Forms of private property 1) Tribal property: - Undeveloped production - People mostly live on hunting, agriculture etc. - The division of labour is elementary; not very different from that of the family. - Social structure is also similar to family structure. - Slavery (latent in family, extended in community)
Forms of private property 2) Ancient communal and state property: - Slavery remains in this type of society - Class conflicts between citizens and slaves - Citizens own their slaves and their labour only within a community - Private property begins to develop but still as an exception.
Forms of private property 3) Feudal or estate property: - Feudal development is related to country, not to the town as it is in state property - There is a producing class (as in the communal property) but it is organized and associated in a different way: land owners have property and serf labour is dependent on them. - Feudal kingdoms monarchs
Social being and social consciousness • Produciton of ideas is in a close relationship with production of materials. (How people think is not separable from how they live). • Consciousness is nothing but a conscious being, i. e. men as producers of their thoughts, ideas, feelings etc. are also producers of material life. “In direct contrast to German philosophy which descends from heaven to earth, here it is a matter of ascending from earth to heaven. ” (p. 42)

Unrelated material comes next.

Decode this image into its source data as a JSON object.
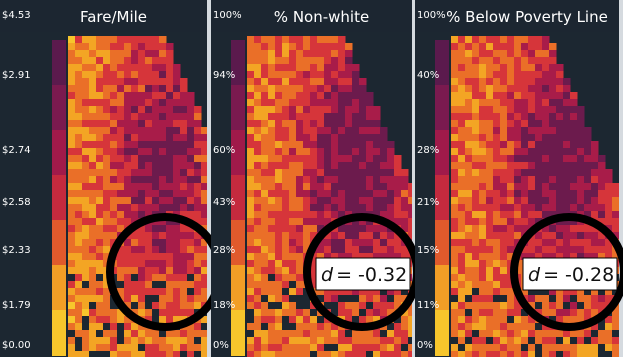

History and production • The production of material is rooted in the satisfaction of needs; human beings produce to meet their material needs. • Satisfaction of material needs (first step) lead to the creation of new needs. • While producing material needs, human beings also propagate their own kind: family and reproduction.

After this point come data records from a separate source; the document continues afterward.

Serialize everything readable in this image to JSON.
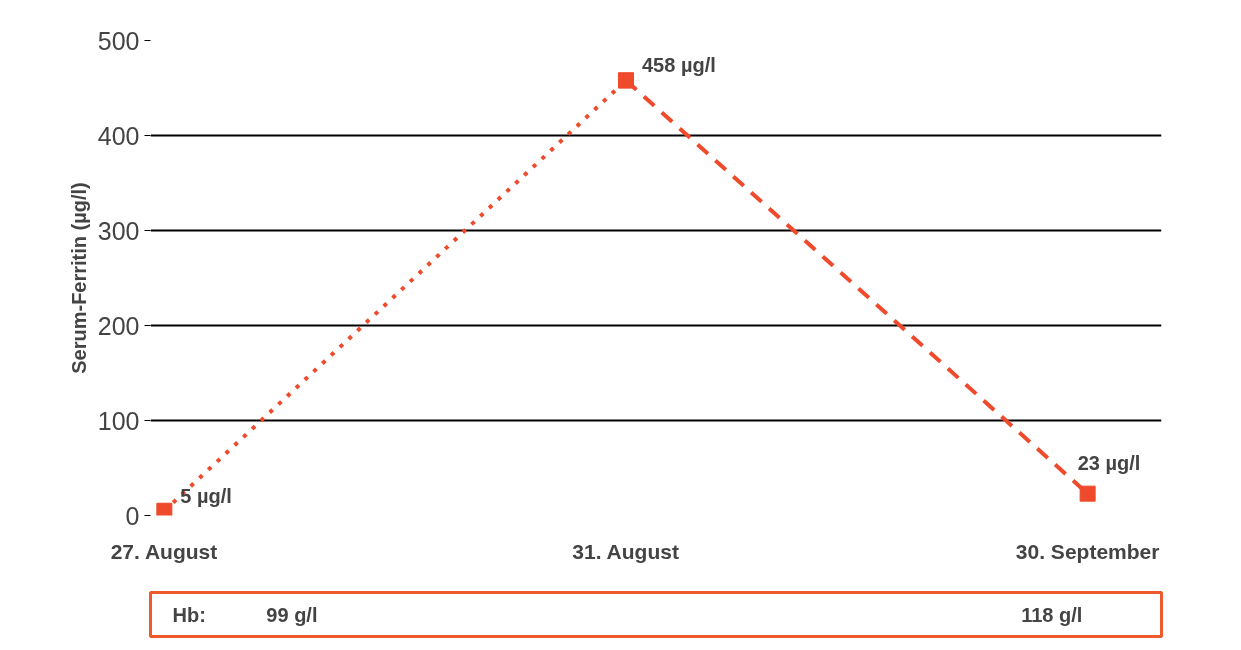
{
  "chart_data": {
    "type": "line",
    "ylabel": "Serum-Ferritin (µg/l)",
    "categories": [
      "27. August",
      "31. August",
      "30. September"
    ],
    "series": [
      {
        "color": "#ee4a2b",
        "values": [
          5,
          458,
          null
        ],
        "line_style": "dotted",
        "value_labels": [
          "5 µg/l",
          "458 µg/l",
          null
        ]
      },
      {
        "color": "#ee4a2b",
        "values": [
          null,
          458,
          23
        ],
        "line_style": "dashed",
        "value_labels": [
          null,
          null,
          "23 µg/l"
        ]
      }
    ],
    "ylim": [
      0,
      500
    ],
    "yticks": [
      0,
      100,
      200,
      300,
      400,
      500
    ],
    "grid": "y",
    "marker": "square",
    "annotations": [
      "Hb:",
      "99 g/l",
      "118 g/l"
    ]
  }
}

The production of life • These three steps of production do not appear as separate stages, they should be treated as aspects of human history. • Production of life is two-fold: it requires social relation as well as a natural one. • A specific mode of production is always related to a specific mode of co-operation: thus it always requires a certain mode of social organization.
Consciousness • - Consciousness have always been a social product: It is merely a consciousness of external world Consciousness of nature Consciousness of other individuals Thus, consciousness is not a pure category but a result of man’s relation to himself, to nature and to others around him.
Social division of labour • Distribution of labour, products and property • In the first form, i. e. the family, wife and children are the slaves of husband. (latent slavery) • Since division of labour brings about the difference in property owning, they are identical. • Individual interest vs. General interest
Division of labour and interest “Just because individuals seek only their particular interest, which for them does not coincide with their common interest, the latter is asserted as an interest ‘alien’ to them, and ‘independent’ of them, as in its turn a particular and distinctive ‘general’ interest” (p. 53). That is why worker’s labour under the natural division of labour is alien to him.
Division of labour and interest • If there is an abyss between particular interest and general interest, and as long as human activity is non-voluntary but coerced (due to the fact that it serves general interest not the one that is freely determined by the individual), then division of labour necessarily results in alienation of man to his work.
Estrangement • When particular interest does not coincide with general interest, the work done by an individual becomes an acitivity of necessity; both as the product and as the process of activity. • One cannot control her/his activity as a free, voluntary expression of life under the circumstances of natural social division.
Abolishment of estrangement • In order to abolish estrangement, there are two practical premises: 1) In the high development stage of production, most of people are propertyless. 2) This stiuation is necessary (development of productive forces and the generalization of want) and universal. Proletariat is worldhistorical as well as communism.